Büyüklerin sahip olduğu iyilik, doğruluk, temizlik ve yardımseverlik gibi duygu ve davranışlar, ya da bunların zıddı olan kin, nefret, hoşgörüsüzlük, kavga ve şiddet gibi olumsuz örnekler başlangıçta çocuklar tarafından taklit edilerek benimsenir daha sonra içselleştirilerek kendi duygu ve davranışları haline gelir. Genel anlamda sosyal olarak uyumlu bir kişilik sergileyen ailelerin çocukları da uyumlu; davranışlarında şiddet, kavga ve kargaşa hâkim olan ailelere mensup çocukları ise genellikle kavgacı ve geçimsiz olurlar. Aile bireylerinin haksızlık, geçimsizlik, uyuşturucu, alkol, kumar, hırsızlık ve yalan gibi davranış ve alışkanlıkları yetişmekte olan çocuğun gelişimini olumsuz yönde etkilemektedir. Aile ortamında yapılan kavga ve tartışmalar, bu esnada sarf edilen kötü sözler, küfürlü konuşmalar, yapılan dedikodular da çocuğun ruh dünyasında derin etkiler bırakmaktadır.

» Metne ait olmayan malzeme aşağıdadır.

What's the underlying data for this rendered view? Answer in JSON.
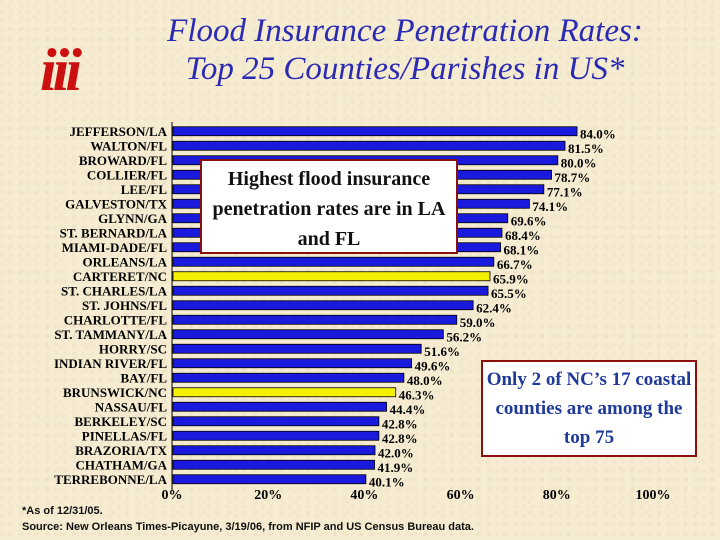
{
  "logo": {
    "text": "iii"
  },
  "title": {
    "line1": "Flood Insurance Penetration Rates:",
    "line2": "Top 25 Counties/Parishes in US*"
  },
  "callouts": {
    "top": "Highest flood insurance penetration rates are in LA and FL",
    "bottom": "Only 2 of NC’s 17 coastal counties are among the top 75"
  },
  "footnote": "*As of 12/31/05.",
  "source": "Source: New Orleans Times-Picayune, 3/19/06, from NFIP and US Census Bureau data.",
  "colors": {
    "bar_default": "#1a1adc",
    "bar_highlight": "#f4f000",
    "bar_outline": "#000000",
    "title": "#2a2ab4",
    "logo": "#cc1010"
  },
  "chart_data": {
    "type": "bar",
    "orientation": "horizontal",
    "categories": [
      "JEFFERSON/LA",
      "WALTON/FL",
      "BROWARD/FL",
      "COLLIER/FL",
      "LEE/FL",
      "GALVESTON/TX",
      "GLYNN/GA",
      "ST. BERNARD/LA",
      "MIAMI-DADE/FL",
      "ORLEANS/LA",
      "CARTERET/NC",
      "ST. CHARLES/LA",
      "ST. JOHNS/FL",
      "CHARLOTTE/FL",
      "ST. TAMMANY/LA",
      "HORRY/SC",
      "INDIAN RIVER/FL",
      "BAY/FL",
      "BRUNSWICK/NC",
      "NASSAU/FL",
      "BERKELEY/SC",
      "PINELLAS/FL",
      "BRAZORIA/TX",
      "CHATHAM/GA",
      "TERREBONNE/LA"
    ],
    "values": [
      84.0,
      81.5,
      80.0,
      78.7,
      77.1,
      74.1,
      69.6,
      68.4,
      68.1,
      66.7,
      65.9,
      65.5,
      62.4,
      59.0,
      56.2,
      51.6,
      49.6,
      48.0,
      46.3,
      44.4,
      42.8,
      42.8,
      42.0,
      41.9,
      40.1
    ],
    "value_labels": [
      "84.0%",
      "81.5%",
      "80.0%",
      "78.7%",
      "77.1%",
      "74.1%",
      "69.6%",
      "68.4%",
      "68.1%",
      "66.7%",
      "65.9%",
      "65.5%",
      "62.4%",
      "59.0%",
      "56.2%",
      "51.6%",
      "49.6%",
      "48.0%",
      "46.3%",
      "44.4%",
      "42.8%",
      "42.8%",
      "42.0%",
      "41.9%",
      "40.1%"
    ],
    "highlighted": [
      "CARTERET/NC",
      "BRUNSWICK/NC"
    ],
    "x_ticks": [
      0,
      20,
      40,
      60,
      80,
      100
    ],
    "x_tick_labels": [
      "0%",
      "20%",
      "40%",
      "60%",
      "80%",
      "100%"
    ],
    "xlim": [
      0,
      100
    ],
    "grid": false,
    "legend": "none"
  }
}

Hz. Nuh’un (as), “Rabbim! Yeryüzünde kâfirlerden hiç kimseyi bırakma. Çünkü sen onları bırakırsan kullarını saptırırlar, yalnız ahlaksız ve inkârcı çocuklar doğururlar”(Nuh/26,27)

Hz Nuh’un duasında inkârcı çocuklarının kâfir olarak doğduklarına değil, inkârcı (kâfir) anne babaların çocuklarına verdikleri eğitimle onların da inkârcı olmalarına sebebiyet verdiklerine dikkat çekilmektedir. Dolayısıyla dine karşı tutum ve davranış geliştirmede en etkili zamanın çocukluk yılları ve yine en etkili kurumun da aile olduğuna işaret edilmektedir.

Çocukta doğuştan var olan ” fıtri” inanma eğilimi, ailesi tarafından üzerinde durulduğu ölçüde çocukta, düşünce ve davranış şeklini alabilir. Bu dönemde çocuk herhangi bir dini sorumluluk altında olmasa da, geleceği için aile onu en iyi şekilde yetiştirmekle sorumludur. Bu sorumluluğun gereği olarak aile, çocuğun dini duygu ve düşüncesinin sağlıklı bir şekilde gelişmesine rehberlik ederek, rol model olmak zorundadır. Aksi veya yanlış bir eğitim ile çocuğun dinden uzaklaşmasına ya da dine karşı tavır almasına da sebep olunabilir.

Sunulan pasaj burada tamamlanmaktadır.